One of the signature dynamics of this race has been that in competitive states, Biden is almost always doing worse than Democratic senators and candidates. So people like Bob Casey or Mark Kelly are up in their races by a few points, and Biden is down in those states by a few points. But as we established, it’s not obvious that Harris or others would do so much better against Trump. So do these splits reflect Biden’s particular weakness as a candidate? Or is it more that Trump is actually a stronger candidate than people give him credit for? He’s been underestimated again and again over the years.
The most dramatic pre-debate difference in polls comparing the presidential and down-ballot candidates was how much Democrats were overperforming Biden in terms of the vote percentage they were getting.

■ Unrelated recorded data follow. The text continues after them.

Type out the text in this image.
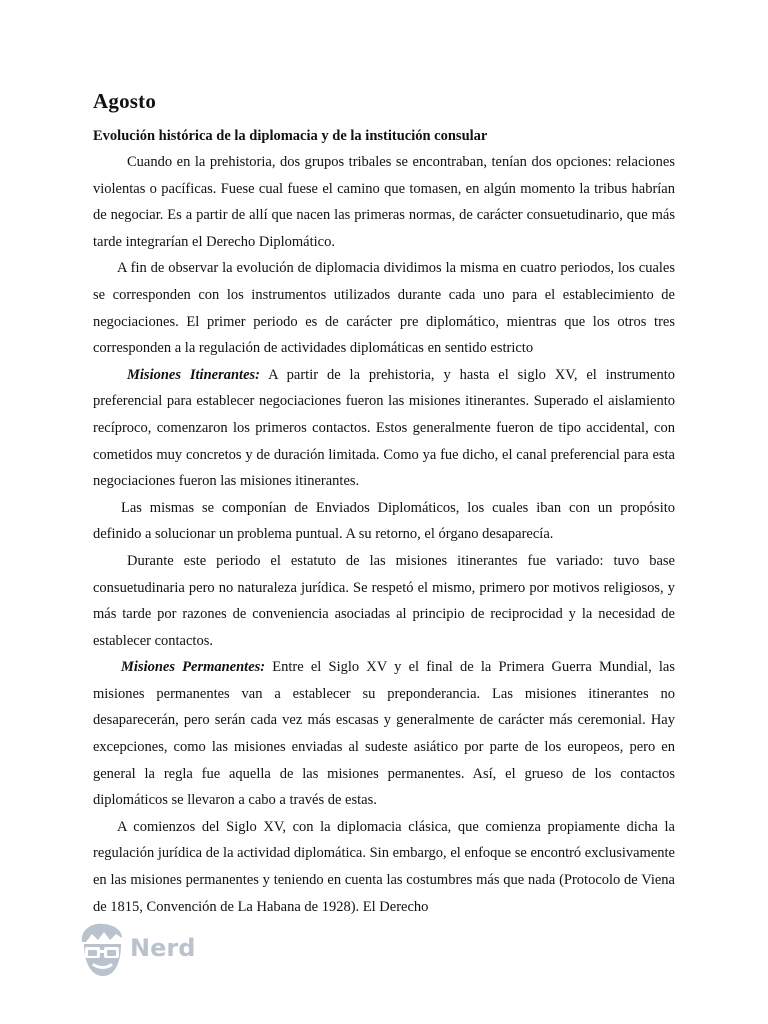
Agosto
Evolución histórica de la diplomacia y de la institución consular

Cuando en la prehistoria, dos grupos tribales se encontraban, tenían dos opciones: relaciones violentas o pacíficas. Fuese cual fuese el camino que tomasen, en algún momento la tribus habrían de negociar. Es a partir de allí que nacen las primeras normas, de carácter consuetudinario, que más tarde integrarían el Derecho Diplomático.

A fin de observar la evolución de diplomacia dividimos la misma en cuatro periodos, los cuales se corresponden con los instrumentos utilizados durante cada uno para el establecimiento de negociaciones. El primer periodo es de carácter pre diplomático, mientras que los otros tres corresponden a la regulación de actividades diplomáticas en sentido estricto

Misiones Itinerantes: A partir de la prehistoria, y hasta el siglo XV, el instrumento preferencial para establecer negociaciones fueron las misiones itinerantes. Superado el aislamiento recíproco, comenzaron los primeros contactos. Estos generalmente fueron de tipo accidental, con cometidos muy concretos y de duración limitada. Como ya fue dicho, el canal preferencial para esta negociaciones fueron las misiones itinerantes.

Las mismas se componían de Enviados Diplomáticos, los cuales iban con un propósito definido a solucionar un problema puntual. A su retorno, el órgano desaparecía.

Durante este periodo el estatuto de las misiones itinerantes fue variado: tuvo base consuetudinaria pero no naturaleza jurídica. Se respetó el mismo, primero por motivos religiosos, y más tarde por razones de conveniencia asociadas al principio de reciprocidad y la necesidad de establecer contactos.

Misiones Permanentes: Entre el Siglo XV y el final de la Primera Guerra Mundial, las misiones permanentes van a establecer su preponderancia. Las misiones itinerantes no desaparecerán, pero serán cada vez más escasas y generalmente de carácter más ceremonial. Hay excepciones, como las misiones enviadas al sudeste asiático por parte de los europeos, pero en general la regla fue aquella de las misiones permanentes. Así, el grueso de los contactos diplomáticos se llevaron a cabo a través de estas.

A comienzos del Siglo XV, con la diplomacia clásica, que comienza propiamente dicha la regulación jurídica de la actividad diplomática. Sin embargo, el enfoque se encontró exclusivamente en las misiones permanentes y teniendo en cuenta las costumbres más que nada (Protocolo de Viena de 1815, Convención de La Habana de 1928). El Derecho

Nerd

The difference between Tammy Baldwin, say, getting 49 percent right now on the ballot and Biden getting 45 or 46 percent is important, obviously — two to three points is the difference between winning and losing. But that’s not a huge gap. The huge gap is between Trump getting 49 percent and the Republican at 39 percent. I think part of the reason those candidates are at 39 percent is that people don’t really know who they are. They’re all pretty unknown at this stage of the game. And Baldwin, Bob Casey, Jon Tester, Sherrod Brown, Jacky Rosen from Nevada — they’re all incumbents. Many of them have been incumbents for a long time.
Pre-debate, the Democratic candidates were basically getting the core vote that you should get if you’re a decent Democratic candidate. The percent of the vote you should be getting, even if you lose: 47, 48 percent. Again, pre-debate, the theory was that Biden just needed to get those people who already want to vote for a Democrat to come vote for him. It can’t be that hard. But now, if you are those Democratic candidates, your job is to make sure people don’t align you with the president. They always have been trying to be seen as independent from Biden, but even more so now. They’re saying, “You can feel free to vote for me. And I don’t really care what you’re doing on the top of the ticket. Just vote for me.”
This interview has been edited for length and clarity.